Joining a new hedge fund, even during a time when large investment banks are cutting headcount, is a risky business. Nonetheless, despite a record number of hedge fund closures, new funds are launching – and they’re hiring.
One example is Broad Reach Investment Management, the emerging markets focused hedge fund set up by former Spinnaker Capital portfolio manager Bradley Wickens in March.
Broach Reach is reportedly a $100m fund that uses the personal funds of Wickens and two other Spinnaker partners including Paulo Remião, who was a portfolio manager in its quant team. It’s now been hiring elsewhere.
Dan Worth, who was most recently a partner and portfolio manager at hedge fund Vinci Zaffarano Capital (which shut this year), has signed up. Worth was previously a prop trader at J.P. Morgan.

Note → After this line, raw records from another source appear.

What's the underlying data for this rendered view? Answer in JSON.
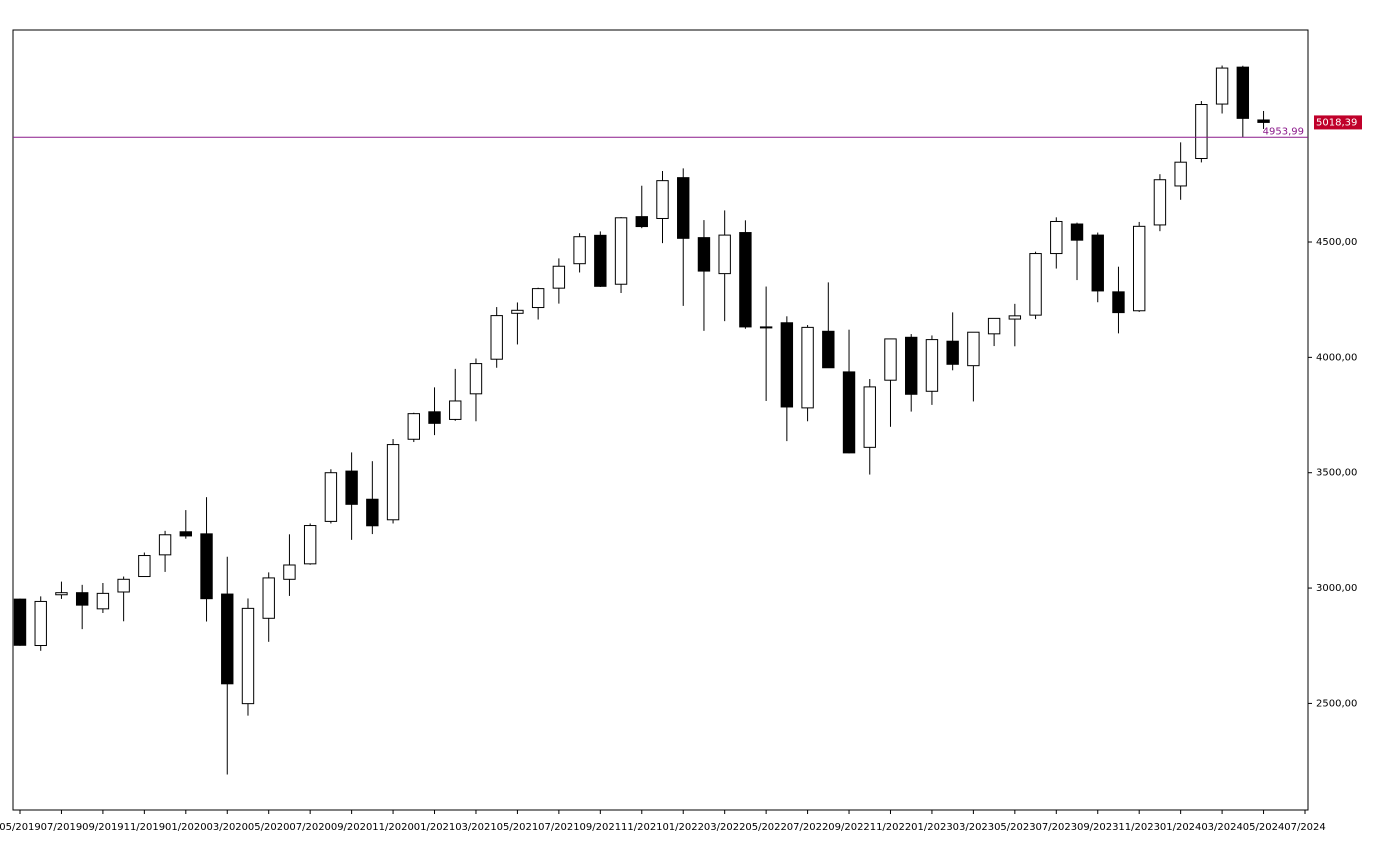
{
  "chart_data": {
    "type": "candlestick",
    "x": [
      "05/2019",
      "06/2019",
      "07/2019",
      "08/2019",
      "09/2019",
      "10/2019",
      "11/2019",
      "12/2019",
      "01/2020",
      "02/2020",
      "03/2020",
      "04/2020",
      "05/2020",
      "06/2020",
      "07/2020",
      "08/2020",
      "09/2020",
      "10/2020",
      "11/2020",
      "12/2020",
      "01/2021",
      "02/2021",
      "03/2021",
      "04/2021",
      "05/2021",
      "06/2021",
      "07/2021",
      "08/2021",
      "09/2021",
      "10/2021",
      "11/2021",
      "12/2021",
      "01/2022",
      "02/2022",
      "03/2022",
      "04/2022",
      "05/2022",
      "06/2022",
      "07/2022",
      "08/2022",
      "09/2022",
      "10/2022",
      "11/2022",
      "12/2022",
      "01/2023",
      "02/2023",
      "03/2023",
      "04/2023",
      "05/2023",
      "06/2023",
      "07/2023",
      "08/2023",
      "09/2023",
      "10/2023",
      "11/2023",
      "12/2023",
      "01/2024",
      "02/2024",
      "03/2024",
      "04/2024",
      "05/2024"
    ],
    "open": [
      2952,
      2751,
      2971,
      2980,
      2910,
      2983,
      3050,
      3144,
      3244,
      3235,
      2974,
      2499,
      2869,
      3038,
      3105,
      3289,
      3507,
      3385,
      3296,
      3645,
      3764,
      3731,
      3842,
      3992,
      4191,
      4216,
      4300,
      4406,
      4529,
      4317,
      4610,
      4602,
      4779,
      4519,
      4363,
      4541,
      4131,
      4150,
      3781,
      4113,
      3937,
      3610,
      3901,
      4087,
      3853,
      4070,
      3964,
      4102,
      4166,
      4183,
      4450,
      4578,
      4530,
      4284,
      4202,
      4574,
      4743,
      4862,
      5098,
      5258,
      5029
    ],
    "high": [
      2954,
      2964,
      3028,
      3014,
      3022,
      3050,
      3154,
      3248,
      3338,
      3394,
      3136,
      2955,
      3068,
      3233,
      3280,
      3515,
      3588,
      3550,
      3646,
      3760,
      3870,
      3950,
      3995,
      4218,
      4238,
      4302,
      4429,
      4538,
      4546,
      4608,
      4744,
      4808,
      4819,
      4595,
      4637,
      4594,
      4307,
      4178,
      4140,
      4325,
      4120,
      3906,
      4080,
      4101,
      4095,
      4195,
      4110,
      4170,
      4232,
      4458,
      4607,
      4584,
      4541,
      4393,
      4587,
      4794,
      4932,
      5111,
      5265,
      5264,
      5068
    ],
    "low": [
      2750,
      2728,
      2953,
      2822,
      2892,
      2856,
      3050,
      3070,
      3214,
      2855,
      2192,
      2447,
      2767,
      2966,
      3101,
      3280,
      3209,
      3234,
      3280,
      3633,
      3663,
      3725,
      3723,
      3955,
      4056,
      4164,
      4233,
      4368,
      4305,
      4279,
      4560,
      4495,
      4223,
      4115,
      4157,
      4124,
      3811,
      3637,
      3723,
      3955,
      3584,
      3492,
      3699,
      3765,
      3794,
      3944,
      3809,
      4049,
      4048,
      4166,
      4385,
      4335,
      4239,
      4104,
      4197,
      4547,
      4683,
      4845,
      5057,
      4953,
      4990
    ],
    "close": [
      2752,
      2942,
      2980,
      2926,
      2977,
      3038,
      3141,
      3231,
      3226,
      2954,
      2585,
      2912,
      3044,
      3100,
      3271,
      3500,
      3363,
      3270,
      3622,
      3756,
      3714,
      3811,
      3973,
      4181,
      4204,
      4298,
      4395,
      4523,
      4308,
      4605,
      4567,
      4766,
      4516,
      4374,
      4530,
      4132,
      4132,
      3785,
      4130,
      3955,
      3586,
      3872,
      4080,
      3840,
      4077,
      3970,
      4109,
      4169,
      4180,
      4450,
      4589,
      4508,
      4288,
      4194,
      4568,
      4770,
      4846,
      5096,
      5254,
      5036,
      5018.39
    ],
    "up_color": "#ffffff",
    "down_color": "#000000",
    "outline_color": "#000000",
    "ylim": [
      2038,
      5419
    ],
    "yticks": [
      {
        "value": 2500,
        "label": "2500,00"
      },
      {
        "value": 3000,
        "label": "3000,00"
      },
      {
        "value": 3500,
        "label": "3500,00"
      },
      {
        "value": 4000,
        "label": "4000,00"
      },
      {
        "value": 4500,
        "label": "4500,00"
      }
    ],
    "xticks": [
      "05/2019",
      "07/2019",
      "09/2019",
      "11/2019",
      "01/2020",
      "03/2020",
      "05/2020",
      "07/2020",
      "09/2020",
      "11/2020",
      "01/2021",
      "03/2021",
      "05/2021",
      "07/2021",
      "09/2021",
      "11/2021",
      "01/2022",
      "03/2022",
      "05/2022",
      "07/2022",
      "09/2022",
      "11/2022",
      "01/2023",
      "03/2023",
      "05/2023",
      "07/2023",
      "09/2023",
      "11/2023",
      "01/2024",
      "03/2024",
      "05/2024",
      "07/2024"
    ],
    "last_price": {
      "value": 5018.39,
      "label": "5018,39",
      "color": "#c0002a"
    },
    "hline": {
      "value": 4953.99,
      "label": "4953,99",
      "color": "#8b1a8b"
    }
  }
}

Ed Steele, who was most recently the chief risk officer and COO at Nomura’s now shuttered equities business, has the taken same role at Broad Reach.
Lower down the ranks, Isidore Smart, who was an associate within the fixed income strategy team Bank of America Merrill Lynch in New York, has joined as an economist. Charlie Bird, who previously worked for Brevan Howard and Och-Ziff Capital Management, is an execution trader.
Yes, this is a small team, but it shows the lure of working for a hedge fund name with the all important track record. Wickens was at Spinnaker for 17 years and his GEM fund returned an annualised 21% over that period.
Similarly, Ben Melkman, who left Brevan Howard in June after seven years to start his own hedge fund, Light Sky Macro, was described as having a “strong and aggressive track record” and investors were keen to give him capital.
Melkman has just started hiring for his new fund and has already attracted some big names. Among them, starting in October, is Joseph Mauro, the former head of European hedge fund coverage at Goldman Sachs.